Residents with dementia had no difference in the number of INR monitoring tests or percentage of days in the therapeutic range, but did have an increased risk of AWEs (adjusted incidence rate ratio [IRR], 1.47; 95% confidence interval [CI], 1.20-1.82), and preventable or potential AWEs (adjusted IRR, 1.36; 95% CI, 1.06-1.76) after adjustment for patient characteristics, nursing home quality, and case mix. Greater nursing staff time was protective for preventable and potential AWEs (adjusted IRR, 0.66; 95% CI, 0.48-0.90) but not for nonpreventable AWEs.

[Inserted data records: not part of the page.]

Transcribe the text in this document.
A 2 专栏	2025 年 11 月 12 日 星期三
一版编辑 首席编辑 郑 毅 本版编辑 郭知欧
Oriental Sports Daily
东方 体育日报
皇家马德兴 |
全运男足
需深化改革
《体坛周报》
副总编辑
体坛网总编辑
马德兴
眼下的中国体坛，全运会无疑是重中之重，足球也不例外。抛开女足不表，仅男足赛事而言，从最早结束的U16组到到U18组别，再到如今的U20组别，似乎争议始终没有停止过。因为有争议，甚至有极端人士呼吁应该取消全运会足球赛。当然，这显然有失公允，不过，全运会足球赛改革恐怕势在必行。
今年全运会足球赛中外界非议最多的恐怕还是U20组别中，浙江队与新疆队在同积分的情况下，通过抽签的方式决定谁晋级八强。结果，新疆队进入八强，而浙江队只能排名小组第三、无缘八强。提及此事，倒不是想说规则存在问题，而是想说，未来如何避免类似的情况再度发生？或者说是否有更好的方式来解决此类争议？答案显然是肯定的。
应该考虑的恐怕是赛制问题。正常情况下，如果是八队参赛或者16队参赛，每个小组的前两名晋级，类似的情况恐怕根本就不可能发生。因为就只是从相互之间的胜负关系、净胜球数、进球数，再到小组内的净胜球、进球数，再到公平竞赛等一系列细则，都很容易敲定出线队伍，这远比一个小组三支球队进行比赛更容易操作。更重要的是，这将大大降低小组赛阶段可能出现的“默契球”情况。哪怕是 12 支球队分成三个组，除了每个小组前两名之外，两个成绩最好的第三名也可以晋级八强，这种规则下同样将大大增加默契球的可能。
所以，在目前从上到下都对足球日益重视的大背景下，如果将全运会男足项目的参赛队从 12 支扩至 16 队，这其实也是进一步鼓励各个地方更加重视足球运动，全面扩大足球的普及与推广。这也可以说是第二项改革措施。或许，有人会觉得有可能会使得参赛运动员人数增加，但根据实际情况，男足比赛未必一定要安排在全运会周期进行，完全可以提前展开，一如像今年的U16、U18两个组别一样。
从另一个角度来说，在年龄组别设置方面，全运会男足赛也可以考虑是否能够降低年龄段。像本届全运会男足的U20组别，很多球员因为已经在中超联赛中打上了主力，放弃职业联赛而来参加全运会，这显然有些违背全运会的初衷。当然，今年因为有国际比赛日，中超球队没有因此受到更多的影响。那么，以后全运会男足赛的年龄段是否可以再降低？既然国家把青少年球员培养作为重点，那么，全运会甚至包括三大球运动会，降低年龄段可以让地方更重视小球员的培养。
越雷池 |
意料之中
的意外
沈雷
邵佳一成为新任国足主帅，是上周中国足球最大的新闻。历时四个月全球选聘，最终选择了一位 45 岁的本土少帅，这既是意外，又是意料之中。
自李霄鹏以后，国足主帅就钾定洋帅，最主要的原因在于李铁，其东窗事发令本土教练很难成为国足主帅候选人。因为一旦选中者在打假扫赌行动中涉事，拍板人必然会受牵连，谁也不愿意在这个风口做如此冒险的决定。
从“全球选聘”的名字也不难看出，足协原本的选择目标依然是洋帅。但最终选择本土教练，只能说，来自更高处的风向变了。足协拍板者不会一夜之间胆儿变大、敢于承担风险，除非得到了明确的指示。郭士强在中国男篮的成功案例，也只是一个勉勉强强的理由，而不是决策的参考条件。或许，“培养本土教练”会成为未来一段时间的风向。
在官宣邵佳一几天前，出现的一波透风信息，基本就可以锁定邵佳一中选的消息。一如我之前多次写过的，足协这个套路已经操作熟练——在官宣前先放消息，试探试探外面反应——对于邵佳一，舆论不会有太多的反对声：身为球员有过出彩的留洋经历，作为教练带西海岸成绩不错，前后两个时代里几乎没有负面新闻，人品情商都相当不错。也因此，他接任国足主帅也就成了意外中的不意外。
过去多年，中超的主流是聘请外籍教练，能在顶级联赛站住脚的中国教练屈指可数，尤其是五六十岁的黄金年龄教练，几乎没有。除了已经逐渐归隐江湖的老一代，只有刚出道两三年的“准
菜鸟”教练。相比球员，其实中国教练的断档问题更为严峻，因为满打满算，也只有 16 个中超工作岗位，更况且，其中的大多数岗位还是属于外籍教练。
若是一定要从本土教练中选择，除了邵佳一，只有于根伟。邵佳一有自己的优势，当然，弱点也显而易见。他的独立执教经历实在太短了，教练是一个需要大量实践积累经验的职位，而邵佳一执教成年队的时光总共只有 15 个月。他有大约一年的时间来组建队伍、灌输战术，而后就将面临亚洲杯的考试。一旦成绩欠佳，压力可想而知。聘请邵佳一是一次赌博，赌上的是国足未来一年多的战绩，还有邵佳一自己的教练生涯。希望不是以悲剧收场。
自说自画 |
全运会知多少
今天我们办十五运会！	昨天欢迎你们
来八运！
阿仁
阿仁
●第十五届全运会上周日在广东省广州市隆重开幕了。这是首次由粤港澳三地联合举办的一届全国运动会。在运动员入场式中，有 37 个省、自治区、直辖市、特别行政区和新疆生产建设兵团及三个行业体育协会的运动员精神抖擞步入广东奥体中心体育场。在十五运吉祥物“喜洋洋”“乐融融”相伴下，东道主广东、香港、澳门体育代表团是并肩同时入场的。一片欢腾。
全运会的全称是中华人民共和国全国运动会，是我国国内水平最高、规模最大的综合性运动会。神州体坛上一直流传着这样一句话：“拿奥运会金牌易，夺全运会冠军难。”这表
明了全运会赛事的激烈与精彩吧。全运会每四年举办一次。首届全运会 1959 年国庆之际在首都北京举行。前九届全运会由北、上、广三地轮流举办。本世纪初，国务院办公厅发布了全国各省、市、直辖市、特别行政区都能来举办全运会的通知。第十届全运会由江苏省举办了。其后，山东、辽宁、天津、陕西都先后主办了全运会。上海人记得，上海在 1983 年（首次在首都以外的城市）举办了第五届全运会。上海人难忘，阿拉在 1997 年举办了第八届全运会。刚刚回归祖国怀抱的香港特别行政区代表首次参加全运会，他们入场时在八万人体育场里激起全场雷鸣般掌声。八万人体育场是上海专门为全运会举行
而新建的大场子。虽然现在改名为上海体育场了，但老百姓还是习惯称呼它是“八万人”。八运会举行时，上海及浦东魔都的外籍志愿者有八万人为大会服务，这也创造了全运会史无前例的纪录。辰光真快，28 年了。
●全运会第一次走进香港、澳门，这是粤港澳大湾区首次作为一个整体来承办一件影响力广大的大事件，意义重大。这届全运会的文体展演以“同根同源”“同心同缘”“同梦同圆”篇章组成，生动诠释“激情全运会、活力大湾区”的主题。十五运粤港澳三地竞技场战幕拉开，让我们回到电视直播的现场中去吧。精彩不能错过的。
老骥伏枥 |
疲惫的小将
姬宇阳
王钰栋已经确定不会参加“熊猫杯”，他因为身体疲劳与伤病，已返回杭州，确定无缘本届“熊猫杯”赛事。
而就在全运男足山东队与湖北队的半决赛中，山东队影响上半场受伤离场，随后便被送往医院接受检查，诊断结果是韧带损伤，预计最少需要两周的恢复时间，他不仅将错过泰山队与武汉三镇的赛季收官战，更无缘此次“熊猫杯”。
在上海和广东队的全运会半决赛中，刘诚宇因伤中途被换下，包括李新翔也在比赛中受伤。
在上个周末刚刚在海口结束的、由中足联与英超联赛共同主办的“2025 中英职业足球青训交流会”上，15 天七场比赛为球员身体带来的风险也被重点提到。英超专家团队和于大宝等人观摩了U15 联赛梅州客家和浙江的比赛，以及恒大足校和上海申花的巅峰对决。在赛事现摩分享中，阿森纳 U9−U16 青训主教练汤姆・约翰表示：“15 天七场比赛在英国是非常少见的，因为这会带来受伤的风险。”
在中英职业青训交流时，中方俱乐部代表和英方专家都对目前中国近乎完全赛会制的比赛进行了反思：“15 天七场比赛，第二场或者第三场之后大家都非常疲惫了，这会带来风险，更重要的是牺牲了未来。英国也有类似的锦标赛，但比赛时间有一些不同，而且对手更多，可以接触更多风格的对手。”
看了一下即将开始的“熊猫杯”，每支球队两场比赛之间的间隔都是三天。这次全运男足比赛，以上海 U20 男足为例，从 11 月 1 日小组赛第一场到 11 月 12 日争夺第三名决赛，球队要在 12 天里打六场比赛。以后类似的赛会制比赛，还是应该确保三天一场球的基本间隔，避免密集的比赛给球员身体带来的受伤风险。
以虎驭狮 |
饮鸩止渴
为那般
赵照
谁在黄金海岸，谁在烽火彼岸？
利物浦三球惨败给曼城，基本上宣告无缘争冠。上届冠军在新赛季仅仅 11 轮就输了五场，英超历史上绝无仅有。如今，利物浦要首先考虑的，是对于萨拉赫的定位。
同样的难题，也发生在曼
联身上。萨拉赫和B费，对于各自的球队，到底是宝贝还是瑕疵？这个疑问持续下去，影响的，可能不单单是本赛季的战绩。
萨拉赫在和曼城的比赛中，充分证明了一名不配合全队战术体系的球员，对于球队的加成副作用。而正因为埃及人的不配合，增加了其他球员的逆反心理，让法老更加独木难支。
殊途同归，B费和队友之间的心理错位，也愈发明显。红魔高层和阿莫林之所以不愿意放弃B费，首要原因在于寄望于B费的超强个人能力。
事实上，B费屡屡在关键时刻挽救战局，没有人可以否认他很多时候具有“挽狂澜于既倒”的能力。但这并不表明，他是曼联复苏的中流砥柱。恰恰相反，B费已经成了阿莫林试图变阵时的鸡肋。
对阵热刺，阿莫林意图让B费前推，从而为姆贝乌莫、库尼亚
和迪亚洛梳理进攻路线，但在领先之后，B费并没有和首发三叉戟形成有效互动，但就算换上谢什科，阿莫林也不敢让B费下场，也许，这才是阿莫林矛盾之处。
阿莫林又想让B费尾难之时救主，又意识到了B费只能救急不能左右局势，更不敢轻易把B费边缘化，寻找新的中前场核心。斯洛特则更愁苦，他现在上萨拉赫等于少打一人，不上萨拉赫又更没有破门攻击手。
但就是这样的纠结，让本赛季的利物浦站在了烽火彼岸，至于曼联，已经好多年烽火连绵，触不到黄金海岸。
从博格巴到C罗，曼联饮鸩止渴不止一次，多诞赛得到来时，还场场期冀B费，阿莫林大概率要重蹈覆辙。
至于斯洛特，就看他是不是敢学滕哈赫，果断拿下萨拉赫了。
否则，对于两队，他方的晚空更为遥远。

A diagnosis of dementia was associated with increased risk of nonpreventable and preventable or potential AWEs. Greater nursing staff time was associated with lower risk of preventable AWEs. These findings have implications for quality-of-care reporting and patient safety.
对于养老院中患有痴呆症的居民使用药物治疗非疾病情况时的安全性,关注较少。尚不清楚该人群发生药物不良事件的风险是否增加。
检验以下假设:在控制了机构和患者特征后,与无痴呆症的养老院居民相比,使用华法林的痴呆症养老院居民处于治疗范围内的时间更短,且非可预防性和可预防性华法林不良事件的发生率更高。
对康涅狄格州26家养老院中正在使用华法林的养老院居民进行的一项临床试验中的前瞻性队列进行了长达12个月的观察。主要结局指标包括华法林不良事件(AWEs)(因使用华法林导致的伤害)、潜在AWEs(国际标准化比值[INR]>4.5以及管理失误),以及基于医生对病历摘要审查的AWE可预防性。潜在混杂因素包括养老院结构特征(如床位数量和营利状态)、护理人员时间,以及养老院监管缺陷(药房、行政、护理质量及所有其他缺陷)。使用多变量泊松回归分析,通过广义估计方程来确定痴呆症与潜在及可预防性AWEs之间的独立关联,以考虑养老院内部的聚类情况。
患有痴呆症的居民在INR监测测试次数或处于治疗范围内的天数百分比方面没有差异,但在调整患者特征、养老院质量和病例组合后,发生AWEs的风险增加(调整后的发病率比值[IRR],1.47;95%置信区间[CI],1.20 - 1.82),以及发生可预防性或潜在AWEs的风险增加(调整后的IRR,1.36;95%CI,1.06 - 1.76)。更多的护理人员时间对可预防性和潜在AWEs具有保护作用(调整后的IRR,0.66;95%CI,0.48 - 0.90),但对非可预防性AWEs没有保护作用。
痴呆症诊断与非可预防性以及可预防性或潜在AWEs的风险增加相关。更多的护理人员时间与可预防性AWEs的较低风险相关。这些发现对护理质量报告和患者安全具有启示意义。